Houve um tempo, antes de o mundo conhecer o rock’n’roll tal qual uma evolução do rhythm’n’blues combinada com pitadas de country’n’western, que quem incendiava os salões de dança eram grandes orquestras com um pé e meio no jazz e melodias lideradas por um naipe de sopros. Já com a febre adolescente em curso a partir de meados dos anos 1950, o trumpetista britânico John Barry deu um passo além. Montou seu septeto, colocou uma virtuosa guitarra twangy executada por Vic Flick à frente dos arranjos, e passou a fazer fama com sua pequena “orquestra”. Em 1959, em menos de dois minutos e logo em sua primeira empreitada casada à sétima arte, gravou “Beat Girl” para a festiva cena de abertura do filme inglês de mesmo nome, feito com orçamento barato para ir na cola da exploração do sucesso alcançado por Hollywood com seus filmes sobre jovens, diversão e muito rock.

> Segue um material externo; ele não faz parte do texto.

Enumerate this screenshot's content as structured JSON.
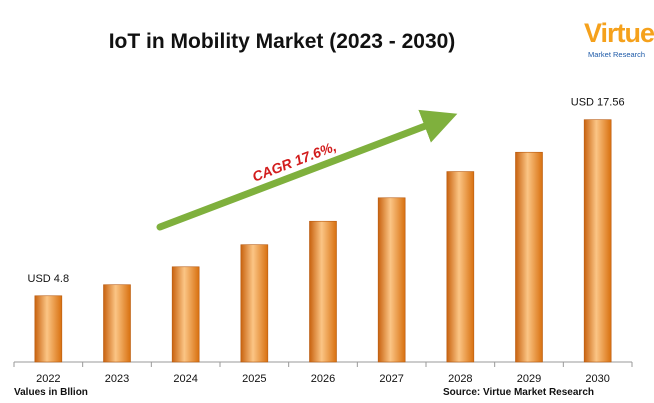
{
  "chart_data": {
    "type": "bar",
    "title": "IoT in Mobility Market (2023 - 2030)",
    "categories": [
      "2022",
      "2023",
      "2024",
      "2025",
      "2026",
      "2027",
      "2028",
      "2029",
      "2030"
    ],
    "values": [
      4.8,
      5.6,
      6.9,
      8.5,
      10.2,
      11.9,
      13.8,
      15.2,
      17.56
    ],
    "data_labels": {
      "first": "USD 4.8",
      "last": "USD 17.56"
    },
    "annotation": "CAGR 17.6%,",
    "ylim": [
      0,
      20
    ],
    "grid": false,
    "colors": {
      "bar_light": "#fbc585",
      "bar_mid": "#f49a3f",
      "bar_dark": "#c8620f",
      "arrow": "#7fb03d",
      "annotation": "#d21c1c"
    }
  },
  "footer": {
    "units_note": "Values in Bllion",
    "source": "Source: Virtue Market Research"
  },
  "logo": {
    "word": "Virtue",
    "subtitle": "Market Research",
    "colors": {
      "word": "#f5a11c",
      "sub": "#1d5aa8"
    }
  }
}
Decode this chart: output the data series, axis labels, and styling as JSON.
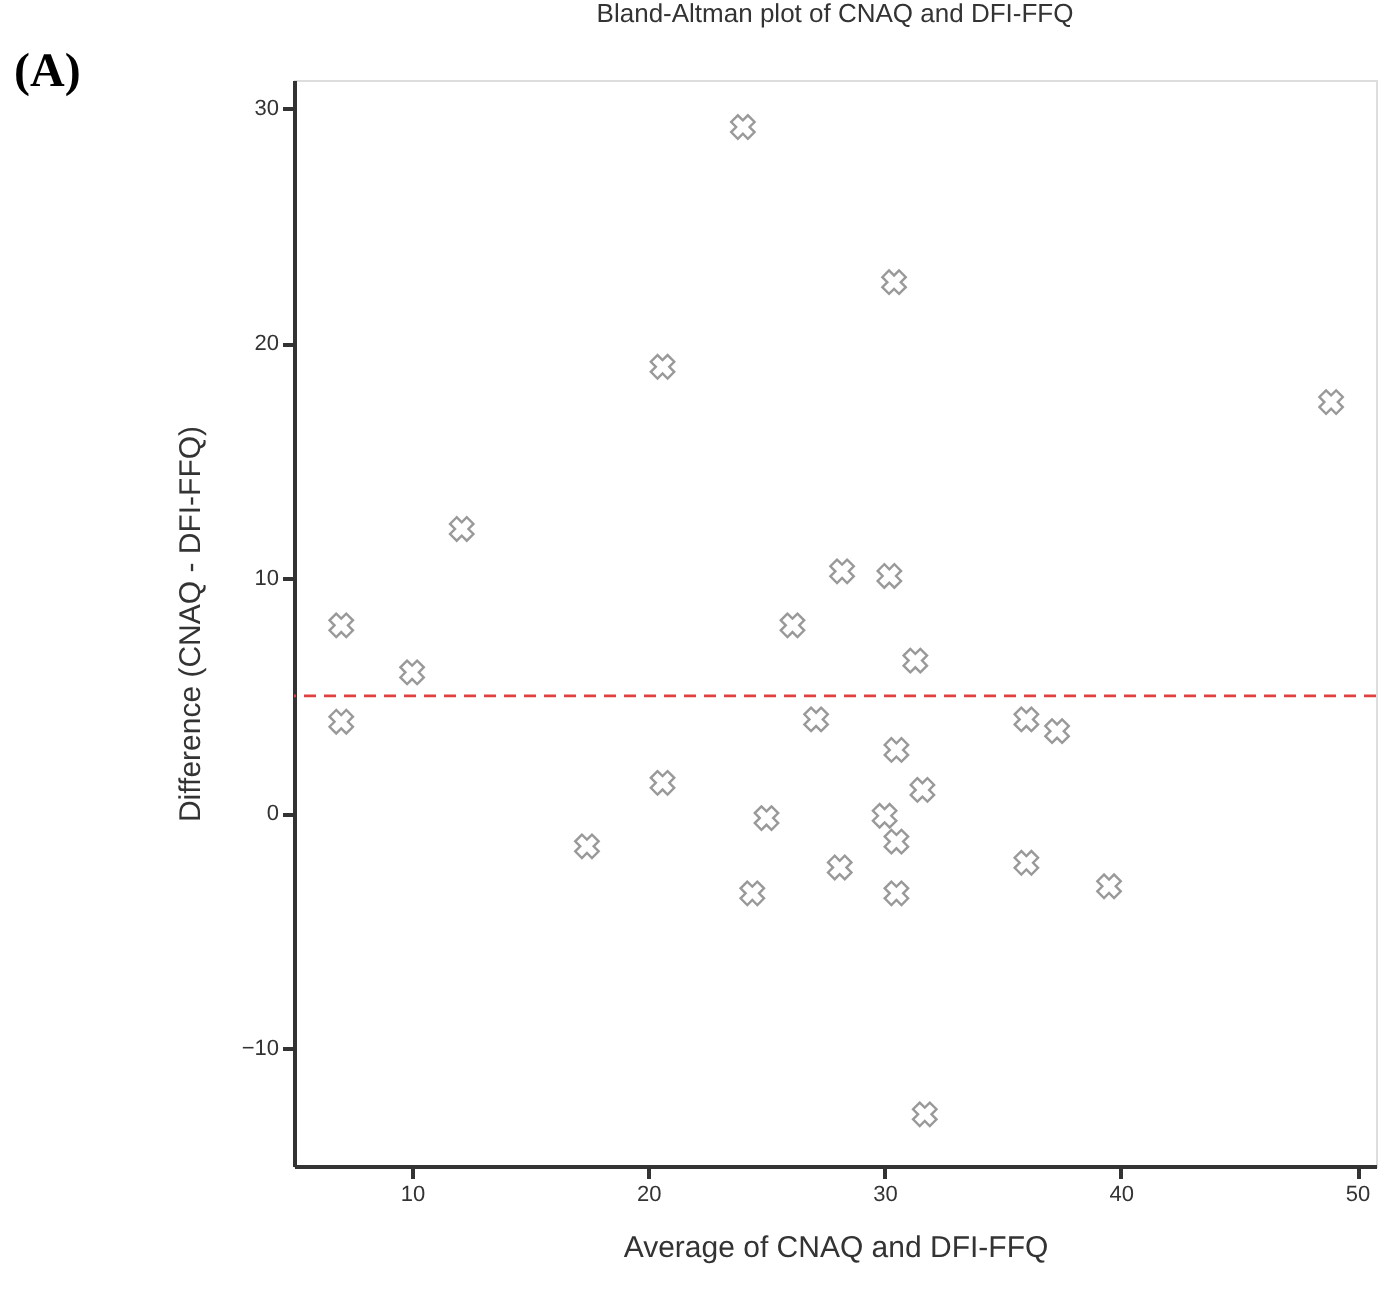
{
  "chart_data": {
    "type": "scatter",
    "title": "Bland-Altman plot of CNAQ and DFI-FFQ",
    "xlabel": "Average of CNAQ and DFI-FFQ",
    "ylabel": "Difference (CNAQ - DFI-FFQ)",
    "annotations": [
      "(A)"
    ],
    "x": [
      7.0,
      10.0,
      12.1,
      20.6,
      24.0,
      26.1,
      30.4,
      48.9,
      28.2,
      30.2,
      31.3,
      7.0,
      17.4,
      20.6,
      25.0,
      24.4,
      27.1,
      36.0,
      37.3,
      30.5,
      31.6,
      30.0,
      30.5,
      28.1,
      30.5,
      36.0,
      39.5,
      31.7
    ],
    "values": [
      8.0,
      6.0,
      12.1,
      19.0,
      29.2,
      8.0,
      22.6,
      17.5,
      10.3,
      10.1,
      6.5,
      3.9,
      -1.4,
      1.3,
      -0.2,
      -3.4,
      4.0,
      4.0,
      3.5,
      2.7,
      1.0,
      -0.1,
      -1.2,
      -2.3,
      -3.4,
      -2.1,
      -3.1,
      -12.8
    ],
    "color": "#6e6e6e",
    "marker": "cross",
    "grid": false,
    "xlim": [
      5,
      50.8
    ],
    "xticks": [
      10,
      20,
      30,
      40,
      50
    ],
    "ylim": [
      -15,
      31.2
    ],
    "yticks": [
      -10,
      0,
      10,
      20,
      30
    ],
    "ref_lines": [
      {
        "axis": "y",
        "value": 5.0,
        "color": "#e0403f",
        "line_style": "dashed"
      }
    ]
  }
}
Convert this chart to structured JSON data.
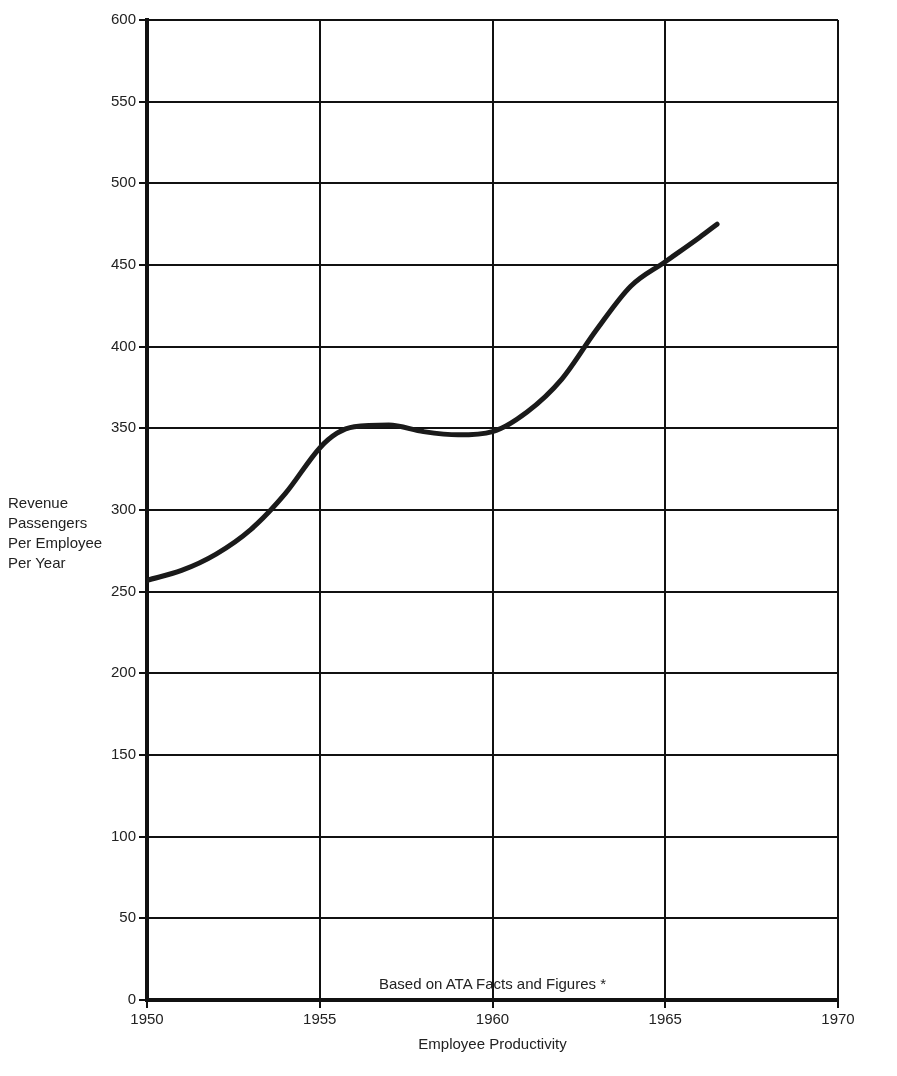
{
  "chart_data": {
    "type": "line",
    "xlabel": "Employee Productivity",
    "ylabel": "Revenue Passengers Per Employee Per Year",
    "annotations": [
      "Based on ATA Facts and Figures *"
    ],
    "x": [
      1950,
      1951,
      1952,
      1953,
      1954,
      1955,
      1955.5,
      1956,
      1957,
      1958,
      1959,
      1960,
      1961,
      1962,
      1963,
      1964,
      1965,
      1966,
      1966.5
    ],
    "series": [
      {
        "color": "#1a1a1a",
        "values": [
          257,
          263,
          273,
          288,
          310,
          338,
          347,
          351,
          352,
          348,
          346,
          348,
          360,
          380,
          410,
          437,
          452,
          467,
          475
        ]
      }
    ],
    "xlim": [
      1950,
      1970
    ],
    "xticks": [
      1950,
      1955,
      1960,
      1965,
      1970
    ],
    "ylim": [
      0,
      600
    ],
    "yticks": [
      0,
      50,
      100,
      150,
      200,
      250,
      300,
      350,
      400,
      450,
      500,
      550,
      600
    ],
    "grid": true,
    "legend": false,
    "marker": "none",
    "line_style": "solid"
  }
}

O sucesso foi tanto que esta foi a primeira trilha sonora britânica a ser lançada em disco e ainda garantiu uma convocação feita pelo produtor Alberto Broccoli para registrar com seu grupo o tema principal de um filme que trazia um misto de galã e espião em missões secretas cheias de aventura pelo mundo e sedução de mulheres. Com o mesmo Flick à frente, Barry eternizou o tema principal de James Bond, que, curiosamente, não fora composto por ele, mas sim por um ex-crooner de big bands chamado Monty Norman. Depois de assinar a trilha dos longas de 007 até 1967, Barry lançou-se em uma bem-sucedida carreira musical nas grandes telas, chegando a receber vários prêmios como Oscar, Grammy e Globo de Ouro por soundtracks de filmes como Entre Dois Amores (1985) e Dança com Lobos (1990). Em Last Night in Soho, enquanto Ellie passeia pelas ruas com seus novos amigos de república estudantil fica impossível não reconhecer o poderoso riff da guitarra de Flick, resgatado de volta ao sucesso graças ao sample feito pelo DJ Fatboy Slim em seu principal hit do fim dos anos 1990, o big beat “The Rockafeller Skank”.

“Starstruck” (Kinks)

Se lá pelos nineties um levante de bandas inglesas solidificou a bandeira do britpop cantando sobre a vida e os hábitos comuns dos habitantes da ilha governada pela Rainha Elizabeth, isso se deveu à existência do Kinks e o direcionamento conceitual de seus álbuns na segunda metade dos anos 1960. Através das canções cantadas e compostas por Ray Davies, sempre na companhia de seu irmão Dave. À frente do grupo, Ray rabiscou uma série de crônicas musicais que podem não ter acompanhado as altíssimas vendagens de seus conterrâneos daquele momento mas, ao menos, garantiram uma sólida reputação através de gerações de futuros seguidores. Edgar Wright sempre foi fã declarado dos Kinks. Em Last Night In Soho, ele ilustra todo o fascínio da jovem interiorana Ellie logo após a sua chegada a Londres para cursar a tão sonhada faculdade de moda na capital. Esta não é a primeira vez que o diretor e roteirista recorre ao som dos irmãos Davies – em 2007, ele já havia pegado outras duas faixas do mesmo álbum na trilha sonora de Chumbo Grosso. O disco em questão é o aclamado The Kinks Are The Village Green Conservation Society, de 1968, composto por pequenas operetas pop transbordando de sátira e fina ironia em suas letras. O sentido dado por Ray nesta música cabe como uma luva para contar a história da fascinada Eloise no momento em que ela se afasta das raízes familiares na Cornuália para ser absorvida de corpo, alma, sonhos e inspiração pela cultura sempre viva e pulsante da Swinging London.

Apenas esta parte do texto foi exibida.